Equally, there are many long-standing and deep-rooted barriers to cross-border investment: whether it is national rules on tax, insolvency, collateral or securities, or information problems (for example, ensuring consistent access to smaller companies' credit data). We are considering all these issues and also making sure that our supervisory arrangements work as well as possible.

Don’t forget banks

Third, we should not forget the role of banks in funding our economy. Bank lending is and will remain the staple source of funding for small and medium-sized enterprises (SMEs), and, for many, banks will still be the natural choice.

For those who cannot access capital markets directly, tools such as securitisation can help them to do so indirectly via banks, offering an effective way to diversify the funding base and free up bank balance sheets to lend. Such tools have suffered stigma since the crisis, and we certainly do not intend to open the door to the bad old ways of the past. But working with central banks and regulators to build a new framework for simple, transparent and standardised securitisation will help to ensure standards are high and give confidence to new investors to enter the market. If SME securitisation could be returned – safely – even to half the levels they were in 2007, this could be equivalent to some €20bn of additional funding. We will be bringing forward proposals for legislation in the autumn.

During the crisis, we had to legislate in a hurry to restore financial stability: that legislation was needed and achieved its objective. But, in the context of today's economy, we should also check whether those rules have had any unintended consequences or impacts; this is part of the whole European Commission’s commitment to better regulation, to be proportionate in our approach, and to strike the best possible balance between managing risk and enabling growth. It is in this vein that we have begun to consult on the impact of the capital requirements rules for banks – including the effect they are having on small businesses and infrastructure investment.

Taken together, I think these measures can constitute a boost to European investment, jobs and growth. I believe that a capital markets union can make a real difference to European jobs, growth and investment. But we must not make the mistake of thinking you can legislate for growth. We can help set the framework – but it is businesses that will create the growth and jobs we want.
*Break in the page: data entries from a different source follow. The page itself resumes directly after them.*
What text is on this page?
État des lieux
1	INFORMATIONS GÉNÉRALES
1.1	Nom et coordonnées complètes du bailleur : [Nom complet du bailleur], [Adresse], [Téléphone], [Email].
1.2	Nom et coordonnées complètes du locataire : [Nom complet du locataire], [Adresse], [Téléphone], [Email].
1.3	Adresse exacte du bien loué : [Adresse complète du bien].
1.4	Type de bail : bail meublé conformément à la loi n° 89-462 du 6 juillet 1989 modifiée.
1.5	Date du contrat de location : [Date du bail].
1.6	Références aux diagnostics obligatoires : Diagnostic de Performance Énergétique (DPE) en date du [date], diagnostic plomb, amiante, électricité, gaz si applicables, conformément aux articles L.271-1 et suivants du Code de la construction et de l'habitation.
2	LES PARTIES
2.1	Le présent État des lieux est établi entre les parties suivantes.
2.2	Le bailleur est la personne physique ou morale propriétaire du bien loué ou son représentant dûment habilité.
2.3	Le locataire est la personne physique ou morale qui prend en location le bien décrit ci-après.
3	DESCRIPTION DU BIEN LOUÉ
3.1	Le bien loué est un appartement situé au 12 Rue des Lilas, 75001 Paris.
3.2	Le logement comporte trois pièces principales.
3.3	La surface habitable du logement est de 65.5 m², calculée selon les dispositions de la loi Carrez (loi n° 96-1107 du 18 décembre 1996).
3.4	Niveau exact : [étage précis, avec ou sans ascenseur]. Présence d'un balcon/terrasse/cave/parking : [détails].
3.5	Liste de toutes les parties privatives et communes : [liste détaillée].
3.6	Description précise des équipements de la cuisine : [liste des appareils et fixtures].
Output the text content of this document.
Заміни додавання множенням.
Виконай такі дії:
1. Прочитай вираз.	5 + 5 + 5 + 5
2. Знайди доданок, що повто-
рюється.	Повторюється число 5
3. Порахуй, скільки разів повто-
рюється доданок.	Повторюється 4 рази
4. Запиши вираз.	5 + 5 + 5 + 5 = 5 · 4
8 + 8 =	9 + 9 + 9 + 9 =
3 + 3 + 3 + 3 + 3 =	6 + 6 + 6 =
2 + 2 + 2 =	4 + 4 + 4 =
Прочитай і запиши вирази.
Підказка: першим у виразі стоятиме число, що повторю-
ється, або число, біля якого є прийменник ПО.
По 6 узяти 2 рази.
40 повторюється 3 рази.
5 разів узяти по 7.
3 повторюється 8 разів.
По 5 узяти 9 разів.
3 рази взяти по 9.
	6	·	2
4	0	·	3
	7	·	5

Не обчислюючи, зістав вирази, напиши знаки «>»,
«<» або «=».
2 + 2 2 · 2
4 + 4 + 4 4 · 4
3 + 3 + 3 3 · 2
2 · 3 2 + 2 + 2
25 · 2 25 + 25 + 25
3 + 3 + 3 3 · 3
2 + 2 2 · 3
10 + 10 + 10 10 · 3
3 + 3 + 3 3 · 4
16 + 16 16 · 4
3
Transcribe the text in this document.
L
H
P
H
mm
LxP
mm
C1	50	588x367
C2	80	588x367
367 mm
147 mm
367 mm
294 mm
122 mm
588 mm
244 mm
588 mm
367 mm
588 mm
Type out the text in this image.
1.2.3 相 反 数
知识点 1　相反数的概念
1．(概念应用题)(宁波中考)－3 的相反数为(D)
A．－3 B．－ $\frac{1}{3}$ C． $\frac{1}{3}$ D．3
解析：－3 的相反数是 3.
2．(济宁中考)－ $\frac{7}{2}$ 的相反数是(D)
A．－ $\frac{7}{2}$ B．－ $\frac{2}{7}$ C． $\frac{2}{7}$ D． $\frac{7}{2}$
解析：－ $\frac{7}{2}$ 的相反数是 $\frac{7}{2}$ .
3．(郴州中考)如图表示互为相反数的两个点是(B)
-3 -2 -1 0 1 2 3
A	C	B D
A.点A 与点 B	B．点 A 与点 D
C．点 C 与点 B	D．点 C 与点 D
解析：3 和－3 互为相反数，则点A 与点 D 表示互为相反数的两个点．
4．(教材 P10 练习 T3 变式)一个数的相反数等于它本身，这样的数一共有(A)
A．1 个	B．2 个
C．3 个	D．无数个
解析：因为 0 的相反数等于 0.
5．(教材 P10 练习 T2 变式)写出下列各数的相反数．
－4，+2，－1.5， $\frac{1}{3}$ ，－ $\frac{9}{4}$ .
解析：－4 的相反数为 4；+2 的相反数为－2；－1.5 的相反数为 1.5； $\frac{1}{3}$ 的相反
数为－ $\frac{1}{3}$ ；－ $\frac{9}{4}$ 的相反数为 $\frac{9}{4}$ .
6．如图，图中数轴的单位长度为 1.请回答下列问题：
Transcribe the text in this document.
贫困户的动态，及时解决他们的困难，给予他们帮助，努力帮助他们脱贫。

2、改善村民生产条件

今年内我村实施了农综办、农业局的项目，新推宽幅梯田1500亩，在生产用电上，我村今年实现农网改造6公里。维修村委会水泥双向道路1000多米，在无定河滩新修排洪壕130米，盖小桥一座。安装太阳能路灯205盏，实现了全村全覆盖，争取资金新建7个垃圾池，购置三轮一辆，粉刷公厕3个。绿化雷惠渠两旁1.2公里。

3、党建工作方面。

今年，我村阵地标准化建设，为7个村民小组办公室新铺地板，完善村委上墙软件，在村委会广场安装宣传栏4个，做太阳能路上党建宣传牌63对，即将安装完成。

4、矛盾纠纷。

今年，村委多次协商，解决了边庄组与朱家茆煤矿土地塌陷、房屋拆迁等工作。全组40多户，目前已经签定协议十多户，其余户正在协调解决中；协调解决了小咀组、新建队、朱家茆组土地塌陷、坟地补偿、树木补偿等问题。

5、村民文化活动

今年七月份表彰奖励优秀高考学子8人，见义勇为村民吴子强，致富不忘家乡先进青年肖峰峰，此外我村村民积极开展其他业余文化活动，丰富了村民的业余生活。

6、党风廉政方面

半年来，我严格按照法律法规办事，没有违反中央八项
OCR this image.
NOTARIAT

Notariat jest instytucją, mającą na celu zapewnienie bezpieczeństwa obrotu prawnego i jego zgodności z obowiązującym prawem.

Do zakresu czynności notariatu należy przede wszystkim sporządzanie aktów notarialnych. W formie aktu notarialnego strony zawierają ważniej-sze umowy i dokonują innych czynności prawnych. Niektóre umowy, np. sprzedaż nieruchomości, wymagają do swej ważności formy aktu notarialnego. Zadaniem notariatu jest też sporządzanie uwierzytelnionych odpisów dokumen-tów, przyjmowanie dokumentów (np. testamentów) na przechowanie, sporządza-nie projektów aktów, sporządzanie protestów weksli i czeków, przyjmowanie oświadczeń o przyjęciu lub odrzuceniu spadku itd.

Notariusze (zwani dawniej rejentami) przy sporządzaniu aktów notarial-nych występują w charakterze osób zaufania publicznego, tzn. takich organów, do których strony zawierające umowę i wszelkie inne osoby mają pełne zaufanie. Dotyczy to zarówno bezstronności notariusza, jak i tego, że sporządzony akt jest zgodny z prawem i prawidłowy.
Over the summer we have reflected on the further steps we can take; in the autumn we will come forward with a detailed action plan: combining ambition for the long term with a step-by-step approach, making quick progress where we can.

A commitment to the free movement of capital was originally set out in the Treaty of Rome. Now, nearly 60 years later, we have the opportunity to make some new progress on that old challenge. That is an opportunity we need to seize for the good of the European economy, of Europe's SMEs, of investment in infrastructure and of Europe's banks.

Jonathan Hill is the commissioner for financial stability, financial services and capital markets union at the European Commission.